You are viewing a plain text version of this content. The canonical link for it is here.
Posted to user@cassandra.apache.org by Dennis Birkholz <bi...@pubgrade.com> on 2016/01/13 13:17:59 UTC
Spark Cassandra Java Connector: records missing despite
consistency=ALL
Hi together,
we Cassandra to log event data and process it every 15 minutes with
Spark. We are using the Cassandra Java Connector for Spark.
Randomly our Spark runs produce too few output records because no data
is returned from Cassandra for a several minutes window of input data.
When querying the data (with cqlsh), after multiple tries, the data
eventually becomes available.
To solve the problem, we tried to use consistency=ALL when reading the
data in Spark. We use the
CassandraJavaUtil.javafunctions().cassandraTable() method and have set
"spark.cassandra.input.consistency.level"="ALL" on the config when
creating the Spark context. The problem persists but according to
http://stackoverflow.com/a/25043599 using a consistency level of ONE on
the write side (which we use) and ALL on the READ side should be
sufficient for data consistency.
I would really appreciate if someone could give me a hint how to fix
this problem, thanks!
Greets,
Dennis
P.s.:
some information about our setup:
Cassandra 2.1.12 in a two Node configuration with replication factor=2
Spark 1.5.1
Cassandra Java Driver 2.2.0-rc3
Spark Cassandra Java Connector 2.10-1.5.0-M2
Re: Spark Cassandra Java Connector: records missing despite consistency=ALL
Posted by Alex Popescu <al...@datastax.com>.
Dennis,
You'll have better chances to get an answer on the
spark-cassandra-connector mailing list
https://groups.google.com/a/lists.datastax.com/forum/#!forum/spark-connector-user
or on IRC #spark-cassandra-connector
On Wed, Jan 13, 2016 at 4:17 AM, Dennis Birkholz <bi...@pubgrade.com>
wrote:
> Hi together,
>
> we Cassandra to log event data and process it every 15 minutes with Spark.

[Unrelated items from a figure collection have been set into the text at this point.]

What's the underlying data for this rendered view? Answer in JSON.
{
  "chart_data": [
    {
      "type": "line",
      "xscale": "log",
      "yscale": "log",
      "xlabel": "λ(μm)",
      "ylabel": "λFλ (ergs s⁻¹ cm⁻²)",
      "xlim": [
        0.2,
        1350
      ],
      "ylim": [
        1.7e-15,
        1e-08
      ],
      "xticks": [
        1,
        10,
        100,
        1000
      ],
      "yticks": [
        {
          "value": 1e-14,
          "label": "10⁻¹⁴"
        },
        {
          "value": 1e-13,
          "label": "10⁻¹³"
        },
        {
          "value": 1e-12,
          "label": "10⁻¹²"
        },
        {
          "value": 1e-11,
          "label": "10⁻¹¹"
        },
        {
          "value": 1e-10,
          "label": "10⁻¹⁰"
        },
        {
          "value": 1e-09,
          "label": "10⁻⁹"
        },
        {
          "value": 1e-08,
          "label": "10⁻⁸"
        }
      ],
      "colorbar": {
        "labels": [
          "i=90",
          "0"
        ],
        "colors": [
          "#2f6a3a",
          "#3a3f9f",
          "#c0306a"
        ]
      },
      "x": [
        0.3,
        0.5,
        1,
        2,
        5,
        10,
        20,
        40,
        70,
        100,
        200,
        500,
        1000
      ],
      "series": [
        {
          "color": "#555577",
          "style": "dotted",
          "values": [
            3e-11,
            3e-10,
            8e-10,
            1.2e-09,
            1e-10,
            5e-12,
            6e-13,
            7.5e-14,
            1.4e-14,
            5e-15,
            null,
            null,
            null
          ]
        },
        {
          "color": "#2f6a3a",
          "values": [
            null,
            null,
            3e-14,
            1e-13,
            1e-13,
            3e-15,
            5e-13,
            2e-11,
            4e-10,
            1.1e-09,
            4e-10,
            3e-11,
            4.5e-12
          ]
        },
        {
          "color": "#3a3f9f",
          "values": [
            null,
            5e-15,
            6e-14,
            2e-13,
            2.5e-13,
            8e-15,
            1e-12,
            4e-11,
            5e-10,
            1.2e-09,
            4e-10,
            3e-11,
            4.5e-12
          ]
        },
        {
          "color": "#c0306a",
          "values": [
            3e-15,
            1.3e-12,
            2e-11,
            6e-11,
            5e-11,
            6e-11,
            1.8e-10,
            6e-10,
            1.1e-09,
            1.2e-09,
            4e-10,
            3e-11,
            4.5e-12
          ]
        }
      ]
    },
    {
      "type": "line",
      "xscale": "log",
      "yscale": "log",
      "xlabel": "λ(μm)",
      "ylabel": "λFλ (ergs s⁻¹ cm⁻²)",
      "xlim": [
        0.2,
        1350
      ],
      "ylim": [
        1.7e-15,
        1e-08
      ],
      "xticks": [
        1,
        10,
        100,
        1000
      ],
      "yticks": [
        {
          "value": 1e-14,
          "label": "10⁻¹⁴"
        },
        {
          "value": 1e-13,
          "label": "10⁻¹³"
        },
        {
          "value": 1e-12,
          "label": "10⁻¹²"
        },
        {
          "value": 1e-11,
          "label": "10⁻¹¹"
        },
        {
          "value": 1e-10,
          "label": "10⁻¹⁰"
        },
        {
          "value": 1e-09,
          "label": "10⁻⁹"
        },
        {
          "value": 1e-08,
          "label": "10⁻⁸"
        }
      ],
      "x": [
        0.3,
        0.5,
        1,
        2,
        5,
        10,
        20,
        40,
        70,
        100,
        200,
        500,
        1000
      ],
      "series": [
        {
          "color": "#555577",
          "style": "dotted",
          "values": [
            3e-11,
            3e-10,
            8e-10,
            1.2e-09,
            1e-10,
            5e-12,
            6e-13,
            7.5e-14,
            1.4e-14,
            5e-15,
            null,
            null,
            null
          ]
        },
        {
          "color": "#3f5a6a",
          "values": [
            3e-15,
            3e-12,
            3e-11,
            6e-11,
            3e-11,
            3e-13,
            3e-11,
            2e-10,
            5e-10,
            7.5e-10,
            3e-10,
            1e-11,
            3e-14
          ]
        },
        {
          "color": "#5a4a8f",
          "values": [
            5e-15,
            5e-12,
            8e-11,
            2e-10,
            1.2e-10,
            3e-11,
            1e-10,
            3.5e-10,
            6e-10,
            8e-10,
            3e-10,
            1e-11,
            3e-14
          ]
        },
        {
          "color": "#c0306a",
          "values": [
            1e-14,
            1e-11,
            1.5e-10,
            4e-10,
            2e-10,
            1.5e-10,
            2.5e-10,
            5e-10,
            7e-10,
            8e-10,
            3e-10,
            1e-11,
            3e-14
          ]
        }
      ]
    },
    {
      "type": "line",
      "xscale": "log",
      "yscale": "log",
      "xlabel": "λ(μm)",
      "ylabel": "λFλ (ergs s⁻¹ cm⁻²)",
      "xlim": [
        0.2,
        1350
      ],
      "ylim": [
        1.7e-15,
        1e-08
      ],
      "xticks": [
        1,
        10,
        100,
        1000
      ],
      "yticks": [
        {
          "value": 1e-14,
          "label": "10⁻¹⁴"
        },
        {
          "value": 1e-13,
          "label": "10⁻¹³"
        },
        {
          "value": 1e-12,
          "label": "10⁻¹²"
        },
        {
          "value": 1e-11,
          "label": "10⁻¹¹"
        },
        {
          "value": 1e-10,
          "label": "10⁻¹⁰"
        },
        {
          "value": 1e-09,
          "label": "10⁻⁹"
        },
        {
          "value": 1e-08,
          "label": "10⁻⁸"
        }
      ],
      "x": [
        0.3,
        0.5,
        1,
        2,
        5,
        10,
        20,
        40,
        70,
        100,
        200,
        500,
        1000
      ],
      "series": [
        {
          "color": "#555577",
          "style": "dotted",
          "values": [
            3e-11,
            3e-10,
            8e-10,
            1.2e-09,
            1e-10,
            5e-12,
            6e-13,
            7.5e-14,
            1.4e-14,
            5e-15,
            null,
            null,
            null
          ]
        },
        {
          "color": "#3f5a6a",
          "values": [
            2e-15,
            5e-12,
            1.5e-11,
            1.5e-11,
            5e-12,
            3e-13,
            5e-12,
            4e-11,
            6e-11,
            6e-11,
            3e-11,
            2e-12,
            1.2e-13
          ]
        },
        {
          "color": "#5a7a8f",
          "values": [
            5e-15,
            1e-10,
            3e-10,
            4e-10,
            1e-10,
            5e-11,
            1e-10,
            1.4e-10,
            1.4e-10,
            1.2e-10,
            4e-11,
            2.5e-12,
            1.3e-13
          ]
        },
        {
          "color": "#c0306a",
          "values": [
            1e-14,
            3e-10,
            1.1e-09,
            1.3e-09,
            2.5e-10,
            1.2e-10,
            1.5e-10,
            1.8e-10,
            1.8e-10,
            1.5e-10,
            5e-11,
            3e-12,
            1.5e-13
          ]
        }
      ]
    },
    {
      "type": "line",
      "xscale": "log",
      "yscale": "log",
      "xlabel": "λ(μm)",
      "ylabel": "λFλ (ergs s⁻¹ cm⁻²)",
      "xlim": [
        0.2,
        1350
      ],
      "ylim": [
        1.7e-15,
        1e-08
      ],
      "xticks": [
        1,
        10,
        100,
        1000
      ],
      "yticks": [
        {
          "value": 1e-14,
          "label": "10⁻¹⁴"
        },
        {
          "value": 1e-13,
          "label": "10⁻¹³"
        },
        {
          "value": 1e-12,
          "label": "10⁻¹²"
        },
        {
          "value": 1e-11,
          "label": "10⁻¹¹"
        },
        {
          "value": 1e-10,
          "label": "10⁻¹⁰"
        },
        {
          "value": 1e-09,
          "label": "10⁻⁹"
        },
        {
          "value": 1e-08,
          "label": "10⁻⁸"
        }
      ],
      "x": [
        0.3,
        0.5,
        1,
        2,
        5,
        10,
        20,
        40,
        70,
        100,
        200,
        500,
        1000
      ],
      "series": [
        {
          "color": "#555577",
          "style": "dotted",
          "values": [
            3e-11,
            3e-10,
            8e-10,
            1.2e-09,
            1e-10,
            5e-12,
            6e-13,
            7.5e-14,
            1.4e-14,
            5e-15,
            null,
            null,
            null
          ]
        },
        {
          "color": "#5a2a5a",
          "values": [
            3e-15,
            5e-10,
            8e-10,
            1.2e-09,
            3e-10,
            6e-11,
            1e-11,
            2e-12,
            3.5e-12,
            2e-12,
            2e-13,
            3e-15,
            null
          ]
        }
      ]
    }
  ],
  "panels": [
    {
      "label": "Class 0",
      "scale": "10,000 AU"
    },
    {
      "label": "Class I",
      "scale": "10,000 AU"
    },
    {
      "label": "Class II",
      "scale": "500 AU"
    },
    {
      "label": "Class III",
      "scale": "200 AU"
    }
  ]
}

> We are using the Cassandra Java Connector for Spark.
>
> Randomly our Spark runs produce too few output records because no data is
> returned from Cassandra for a several minutes window of input data. When
> querying the data (with cqlsh), after multiple tries, the data eventually
> becomes available.
>
> To solve the problem, we tried to use consistency=ALL when reading the
> data in Spark. We use the
> CassandraJavaUtil.javafunctions().cassandraTable() method and have set
> "spark.cassandra.input.consistency.level"="ALL" on the config when creating
> the Spark context. The problem persists but according to
> http://stackoverflow.com/a/25043599 using a consistency level of ONE on
> the write side (which we use) and ALL on the READ side should be sufficient
> for data consistency.
>
> I would really appreciate if someone could give me a hint how to fix this
> problem, thanks!
>
> Greets,
> Dennis
>
> P.s.:
> some information about our setup:
> Cassandra 2.1.12 in a two Node configuration with replication factor=2
> Spark 1.5.1
> Cassandra Java Driver 2.2.0-rc3
> Spark Cassandra Java Connector 2.10-1.5.0-M2
>
--
Bests,
Alex Popescu | @al3xandru
Sen. Product Manager @ DataStax
Re: Spark Cassandra Java Connector: records missing despite
consistency=ALL
Posted by Dennis Birkholz <bi...@pubgrade.com>.
Hi Anthony,
no, the logging is not done via Spark (but PHP). But that does not
really matter, as the records are eventually there. So it is the
READ_CONSISTENCY=ALL that is not working.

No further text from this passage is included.